El local era nuevo y estaba situado en pleno centro, en una zona frecuentada por artistas de medio pelo y bohemios decadentes. Pero yo no acudía a él por esto sino por las especialidades culinarias que ofrecía. Regentado y trabajado por argentinos, su reducida pero segura carta, me permitía la degustación habitual de empanadas de carne, milanesas a la napolitana o una ración de fugazza, a precios módicos y acordes con los horizontes de crisis que se asomaban inmediatos. Además, sus restringidas dimensiones encerraban, de continuo, a paisanos cuyo hablar melodioso me ponía nostálgico de vivencias pretéritas y celoso de su acento porteño.
Un buen día, el pasado martes 30 de septiembre para ser más concreto, me senté en uno de sus taburetes altos pegado a un ventanal a comerme una empanada y tomarme una Quilmes, con la culpa de ser Rosh Hasahaná y estar ahí sentado en vez de hacerlo, trajeado y perfumado, en uno de los bancos de la sinagoga. Pero no me iban las celebraciones y no me bancaba a determinados elementos de la Colectividad. Mientras mordisqueaba la masa caliente y rellena recién sacada del horno, reparé en la sugestiva presencia de una mina que acababa de entrar y hacía su pedido: una Quilmes, una empanada de queso con tomate y albahaca y otra de pollo. Tendría unos treinta y pocos, morena, tirando a alta, con ojos inteligentes, una melena oscura abundante con tendencia a la ondulación y una conjunción facial que le confería la etiqueta de “sumamente atractiva”. Vestía con un estilo canchero de pantalones Leví’s desgastados y sin cinturón, unos zapatos casi masculinos y una camisa blanca bajo una campera de cuero que evidenciaba su orígen argentino. Tras ojear el exiguo recinto, tomó asiento a una mesa cercana a mí y de su bolso, tan argentino como la campera, extrajo un libro y se puso a leer. No tardó en descubrirme observándola.
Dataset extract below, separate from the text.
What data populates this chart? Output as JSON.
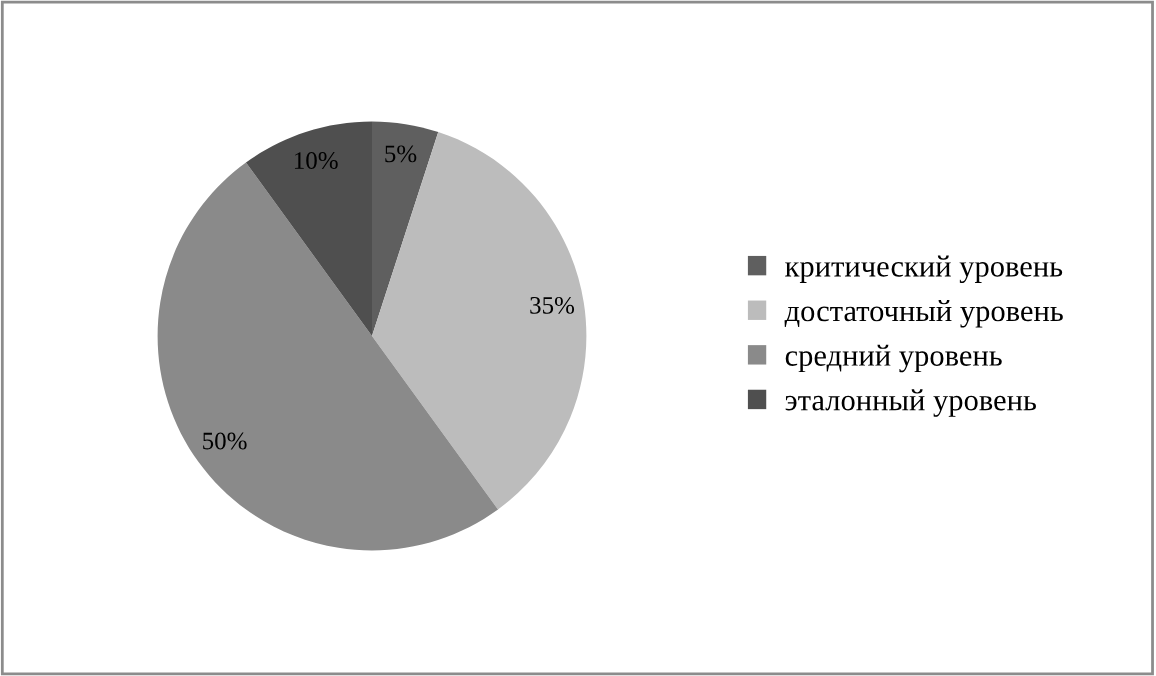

Al principio, hizo caso omiso de mi involuntaria insolencia hasta que, dada mi insistencia, detuvo la lectura y se me quedó mirando, no con mala cara, pero sí demandando una explicación a mi actitud.
- perdoná, pero me quedé fascinado de que estés leyendo “El rufián moldavo”…..
- ¿sos argentino? – preguntó deduciéndolo de mis usos verbales
- sí, soy porteño….
- ajá...- asintió con la cabeza y añadió - ¿y por qué te sorprende tanto que esté leyendo a Edgardo Cozarinsky?
- porque es un libro que me gustó mucho y la mayoría de la gente que veo leer en el Metro o los bares….lee otras cosas….
- ¿A Best Sellers te referís?
- y a algo peor…..a porquerías
Sonrió y cerró el libro, gestos ambos que me empujaron a acercarme a su mesa.
- ¿te importa si me siento?
- para nada….
- Me llamo Carlos
- Yo, Alejandra
Presentados, charlamos un rato acompañando nuestras palabras de un par de rondas más de Quilmes y un milanesa compartida (son enormes) antes de despedirnos. Para entonces, yo ya sabía que su padre era urólogo, que había vivido toda su vida en Villa Crespo hasta su llegada a Madrid hacía tres años, que trabajaba en Publicidad, que vivía sola con un gato, que para Enero iba a cruzar el charco para ver a la familia, que tenía una hermana casada en Israel y que el Destino había sido generoso al ponérmela en el camino y sería muy cruel si me la apartara tan pronto……así que, antes de irme, fingiendo un compromiso familiar ineludible en virtud de disimular el deslumbramiento que me había producido y aparentar cierta mesura y moderación que se contraponía con la efervescencia que sentía, le pregunté con intención…
- ¿voy a volver a verte?
- Sí querés, sí - me dijo con naturalidad, como si la respuesta fuera obvia
- Que así sea, entonces – sentencié sin caer en la habitualidad de pedirle el teléfono o tener que ofrecerle el mío – chau entonces, me alegro de haberte conocido….
- Yo también…..ah, y Shaná tová
- ¿Cómo sabés? – la inquirí sorprendido parado junto a la puerta
- Porque se te nota – declaró con una enorme sonrisa
- Ah – dije, y salí por la puerta, sin entender, pero feliz como un idiota, creyendo que estas cosas sólo pasaban en las novelas o las películas.